All eyes were on the US this week, focussing on the US Debt Ceiling negotiations, with a deal being struck over the weekend. Other things that investors kept an eye out for included signs of a stronger Japanese economy, a sluggish Chinese economic recovery, a deteriorating economic outlook in Europe and stickier inflation in the UK.
Last week’s performance – major stock markets
|Euro Stoxx 50
US: Investors watch debt ceiling negotiations
Debt ceiling negotiations resumed after President Joe Biden returned from Japan at the start of the week, but markets headed downward as signs emerged that little progress was being made. Over the weekend, Biden struck a deal with Kevin McCarthy, the Republican House Speaker, that would avert a debt default looming in early June and should bring relief to the global economy and financial markets. In other news, shares in chipmaker NVIDIA jumped after the company beat consensus first-quarter earnings expectations by a wide margin and raised its profit outlook. NVIDIA became the sixth most valued public company in the world.
Japan: Markets maintain momentum
Upbeat economic data and encouraging signals regarding the U.S. debt ceiling helped propel the Nikkei 225 to its highest close since July 1990, though retreated somewhat from this high. Manufacturing activity expanded for the first time in seven months in May. The services sector also reported robust growth, as the return of domestic and international tourism fuelled a record rise in business activity.
China: Sluggish economic recovery continues to weigh on markets
Chinese stocks fell after a batch of disappointing indicators in recent weeks pointed to a flagging economic recovery. No major indicators or policy measures were released in China during the week., but mounting evidence that the country’s post-pandemic recovery is losing momentum has raised concerns about the economic outlook. Most recently, industrial output, retail sales, and fixed asset investment all grew at a weaker-than-expected pace in April, while weak credit growth indicators also pointed to sluggish domestic demand.

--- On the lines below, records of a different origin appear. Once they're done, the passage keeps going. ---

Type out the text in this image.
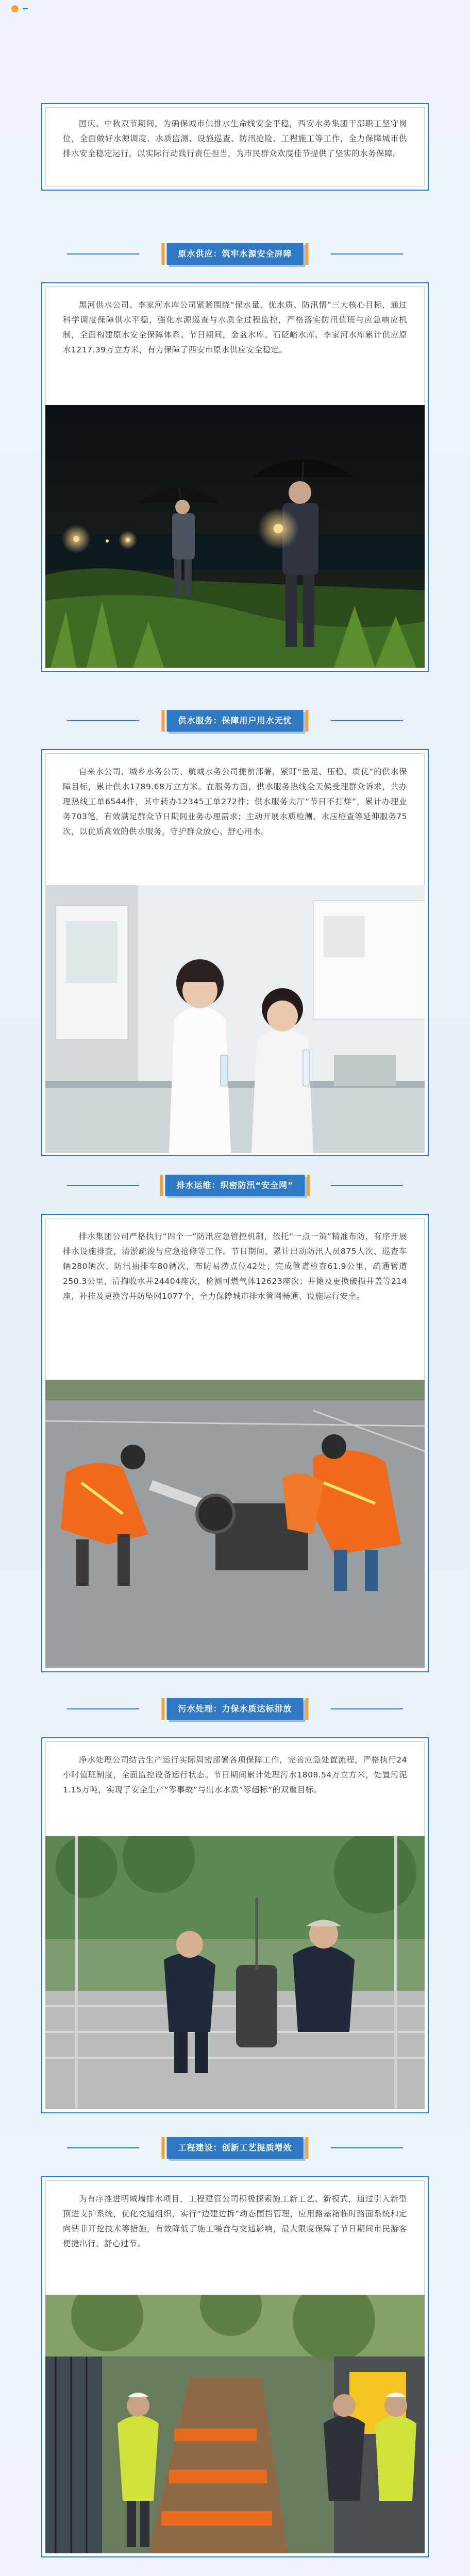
国庆、中秋双节期间，为确保城市供排水生命线安全平稳，西安水务集团干部职工坚守岗位，全面做好水源调度、水质监测、设施巡查、防汛抢险、工程施工等工作，全力保障城市供排水安全稳定运行，以实际行动践行责任担当，为市民群众欢度佳节提供了坚实的水务保障。

原水供应：筑牢水源安全屏障

黑河供水公司、李家河水库公司紧紧围绕“保水量、优水质、防汛情”三大核心目标，通过科学调度保障供水平稳，强化水源巡查与水质全过程监控，严格落实防汛值班与应急响应机制，全面构建原水安全保障体系。节日期间，金盆水库、石砭峪水库、李家河水库累计供应原水1217.39万立方米，有力保障了西安市原水供应安全稳定。

供水服务：保障用户用水无忧

自来水公司、城乡水务公司、航城水务公司提前部署，紧盯“量足、压稳、质优”的供水保障目标，累计供水1789.68万立方米。在服务方面，供水服务热线全天候受理群众诉求，共办理热线工单6544件，其中转办12345工单272件；供水服务大厅“节日不打烊”，累计办理业务703笔，有效满足群众节日期间业务办理需求；主动开展水质检测、水压检查等延伸服务75次，以优质高效的供水服务，守护群众放心、舒心用水。

排水运维：织密防汛“安全网”

排水集团公司严格执行“四个一”防汛应急管控机制，依托“一点一策”精准布防，有序开展排水设施排查，清淤疏浚与应急抢修等工作。节日期间，累计出动防汛人员875人次、巡查车辆280辆次、防汛抽排车80辆次，布防易涝点位42处；完成管道检查61.9公里，疏通管道250.3公里，清掏收水井24404座次，检测可燃气体12623座次；井篦及更换破损井盖等214座，补挂及更换窨井防坠网1077个，全力保障城市排水管网畅通、设施运行安全。

污水处理：力保水质达标排放

净水处理公司结合生产运行实际周密部署各项保障工作，完善应急处置流程，严格执行24小时值班制度，全面监控设备运行状态。节日期间累计处理污水1808.54万立方米，处置污泥1.15万吨，实现了安全生产“零事故”与出水水质“零超标”的双重目标。

工程建设：创新工艺提质增效

为有序推进明城墙排水项目，工程建管公司积极探索施工新工艺、新模式，通过引入新型顶进支护系统，优化交通组织，实行“边建边拆”动态围挡管理，应用路基箱临时路面系统和定向钻非开挖技术等措施，有效降低了施工噪音与交通影响，最大限度保障了节日期间市民游客便捷出行、舒心过节。
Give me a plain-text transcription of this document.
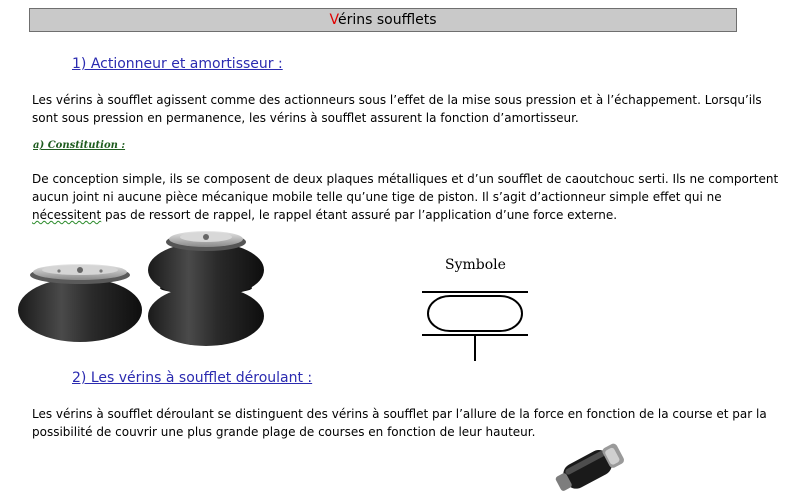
Vérins soufflets
1) Actionneur et amortisseur :
Les vérins à soufflet agissent comme des actionneurs sous l’effet de la mise sous pression et à l’échappement. Lorsqu’ils sont sous pression en permanence, les vérins à soufflet assurent la fonction d’amortisseur.
a) Constitution :
De conception simple, ils se composent de deux plaques métalliques et d’un soufflet de caoutchouc serti. Ils ne comportent aucun joint ni aucune pièce mécanique mobile telle qu’une tige de piston. Il s’agit d’actionneur simple effet qui ne nécessitent pas de ressort de rappel, le rappel étant assuré par l’application d’une force externe.
Symbole
2) Les vérins à soufflet déroulant :
Les vérins à soufflet déroulant se distinguent des vérins à soufflet par l’allure de la force en fonction de la course et par la possibilité de couvrir une plus grande plage de courses en fonction de leur hauteur.
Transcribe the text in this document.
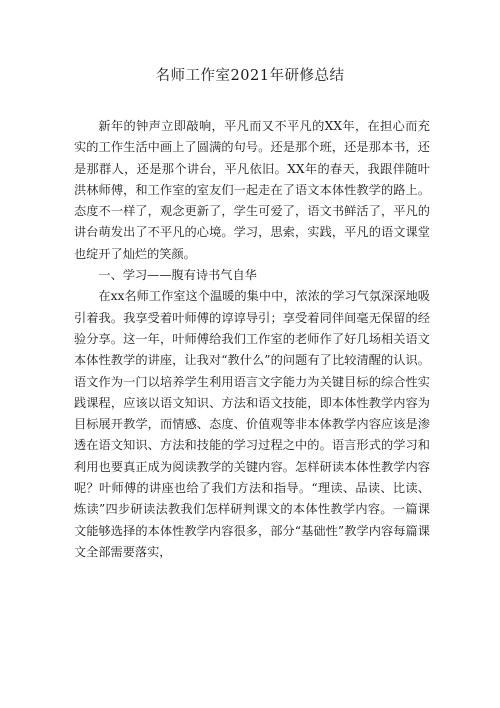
名师工作室2021年研修总结

新年的钟声立即敲响，平凡而又不平凡的XX年，在担心而充实的工作生活中画上了圆满的句号。还是那个班，还是那本书，还是那群人，还是那个讲台，平凡依旧。XX年的春天，我跟伴随叶洪林师傅，和工作室的室友们一起走在了语文本体性教学的路上。态度不一样了，观念更新了，学生可爱了，语文书鲜活了，平凡的讲台萌发出了不平凡的心境。学习，思索，实践，平凡的语文课堂也绽开了灿烂的笑颜。

一、学习——腹有诗书气自华

在xx名师工作室这个温暖的集中中，浓浓的学习气氛深深地吸引着我。我享受着叶师傅的谆谆导引；享受着同伴间毫无保留的经验分享。这一年，叶师傅给我们工作室的老师作了好几场相关语文本体性教学的讲座，让我对“教什么”的问题有了比较清醒的认识。语文作为一门以培养学生利用语言文字能力为关键目标的综合性实践课程，应该以语文知识、方法和语文技能，即本体性教学内容为目标展开教学，而情感、态度、价值观等非本体教学内容应该是渗透在语文知识、方法和技能的学习过程之中的。语言形式的学习和利用也要真正成为阅读教学的关键内容。怎样研读本体性教学内容呢？叶师傅的讲座也给了我们方法和指导。“理读、品读、比读、炼读”四步研读法教我们怎样研判课文的本体性教学内容。一篇课文能够选择的本体性教学内容很多，部分“基础性”教学内容每篇课文全部需要落实，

Europe: Economic outlook deteriorates
Shares in Europe fell on signs that the economic outlook may be worsening and continued uncertainty over U.S. debt ceiling talks. The German economy lapsed into recession in the first quarter, according to official figures. Meanwhile, German companies became more uncertain about the year ahead, with the Ifo Institute’s business confidence index falling in May for the first time in seven months. Policymakers at the European Central Bank continue to highlight that interest rates would need to rise further and stay high to curb inflation in the medium term.

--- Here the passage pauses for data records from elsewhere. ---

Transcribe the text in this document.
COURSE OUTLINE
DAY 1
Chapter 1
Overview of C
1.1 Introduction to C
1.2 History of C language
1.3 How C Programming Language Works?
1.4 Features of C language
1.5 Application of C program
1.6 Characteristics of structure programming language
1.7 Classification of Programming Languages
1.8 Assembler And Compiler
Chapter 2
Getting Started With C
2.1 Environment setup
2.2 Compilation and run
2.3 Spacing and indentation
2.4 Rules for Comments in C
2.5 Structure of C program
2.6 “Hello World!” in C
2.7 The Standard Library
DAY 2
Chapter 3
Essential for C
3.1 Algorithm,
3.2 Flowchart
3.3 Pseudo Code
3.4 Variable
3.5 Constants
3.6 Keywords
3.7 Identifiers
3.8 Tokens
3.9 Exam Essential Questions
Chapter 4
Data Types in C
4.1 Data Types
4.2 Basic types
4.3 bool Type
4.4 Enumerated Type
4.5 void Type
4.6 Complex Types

UK: Inflation drops from double digits, but not by enough
Inflation slowed in April to an annual rate of 8.7% from 10.1% in March, as the surge in energy prices that occurred last year fell out of the annual comparison. However, core inflation, which excludes volatile energy, food, alcohol, and tobacco prices, rose to a 21-year high of 6.8% from 6.2%. The result fuelled expectations for a 13th consecutive interest rate hike by the Bank of England in June. The International Monetary Fund revised its forecast for the UK economy, predicting that resilient demand and falling energy costs would help it to grow 0.4% this year.